There are stories and there are experiences, and then there are experiences surrounded by stories: tales of wonder and what-could-have-been. The Thief and the Cobbler is one of those, and to properly introduce it, I must deliver a little history lesson.
Spearheaded by the legendary and visionary Canadian animator Richard Williams (who animated Who Framed Roger Rabbit and several of the original Pink Panther animated introductions), The Thief and the Cobbler is a beautiful work of love, but is a work of art that has painfully remained unfinished. Production on the movie began in the ‘70s on Williams’ own funding. Just as Williams was finishing the movie in the early ‘90s, after Warner Bros “officially” greenlit and funded it, the film was pulled out of his hands and rushed to the finish line.

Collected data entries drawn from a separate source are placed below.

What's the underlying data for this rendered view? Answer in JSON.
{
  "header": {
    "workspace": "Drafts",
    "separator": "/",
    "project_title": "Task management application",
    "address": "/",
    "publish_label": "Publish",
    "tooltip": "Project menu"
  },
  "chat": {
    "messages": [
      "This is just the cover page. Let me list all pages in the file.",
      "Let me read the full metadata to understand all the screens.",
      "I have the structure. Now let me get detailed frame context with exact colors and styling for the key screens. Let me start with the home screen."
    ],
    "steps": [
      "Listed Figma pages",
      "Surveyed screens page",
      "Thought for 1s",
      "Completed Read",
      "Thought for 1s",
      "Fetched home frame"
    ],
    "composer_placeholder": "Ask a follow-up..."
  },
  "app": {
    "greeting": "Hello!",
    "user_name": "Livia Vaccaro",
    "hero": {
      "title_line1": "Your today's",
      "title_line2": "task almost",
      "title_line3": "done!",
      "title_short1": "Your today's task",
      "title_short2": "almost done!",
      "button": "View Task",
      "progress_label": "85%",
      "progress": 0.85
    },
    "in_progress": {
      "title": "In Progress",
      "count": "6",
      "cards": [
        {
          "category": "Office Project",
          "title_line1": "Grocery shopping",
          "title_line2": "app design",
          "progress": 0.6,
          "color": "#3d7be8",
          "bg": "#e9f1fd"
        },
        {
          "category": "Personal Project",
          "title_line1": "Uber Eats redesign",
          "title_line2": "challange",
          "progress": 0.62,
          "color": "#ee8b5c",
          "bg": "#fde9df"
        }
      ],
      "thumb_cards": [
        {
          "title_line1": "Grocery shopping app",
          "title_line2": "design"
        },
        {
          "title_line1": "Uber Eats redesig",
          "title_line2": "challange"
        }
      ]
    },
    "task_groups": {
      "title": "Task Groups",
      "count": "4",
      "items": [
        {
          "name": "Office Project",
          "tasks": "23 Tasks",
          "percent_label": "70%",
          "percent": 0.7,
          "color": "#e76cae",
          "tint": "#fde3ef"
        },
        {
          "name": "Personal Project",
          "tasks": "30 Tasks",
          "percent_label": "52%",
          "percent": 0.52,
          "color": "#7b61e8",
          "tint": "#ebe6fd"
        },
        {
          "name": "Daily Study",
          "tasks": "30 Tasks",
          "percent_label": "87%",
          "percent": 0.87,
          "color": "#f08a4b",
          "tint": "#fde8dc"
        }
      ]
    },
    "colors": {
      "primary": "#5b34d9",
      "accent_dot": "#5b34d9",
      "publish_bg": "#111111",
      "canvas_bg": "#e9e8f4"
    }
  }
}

The result was a mess, a far-cry from Williams’ vision. It was dreadful, and so was the Miramax Films re-edit later on, with both edits changing the plot and turning it into a musical. Fans eventually took interest and dug up its remains, stitching together something that fit as closely as possible to William’s storyboards and original minimalistic script by using old film reels from workprints, storyboard frames, and unfinished animation donated by the original animators.
The Thief and the Cobbler is a dream-like tale during which Williams escorts us through some drop-dead gorgeous hand-drawn animation—and one has to see it to believe it. It’s the most fluid and technical animation I’ve ever seen; I was glued to the screen, mesmerized by it, immersed in this strange world. The story itself can fall a little flat: a fairy-tale focused on the titular characters and their intertwined paths in a fictional world inspired by the ancient Middle Eastern world and Medieval literature, it serves more as a vehicle for the animation. It all comes together like a strikingly beautiful yet irreverent fever dream of watching a story unfold through a cellophane kaleidoscope.
The fans have made their statement and The Thief and the Cobbler, in its purest form, has been uploaded on Youtube. If you’re looking for some impressive animation and plain ol’ wonder, I recommend The Thief and the Cobbler.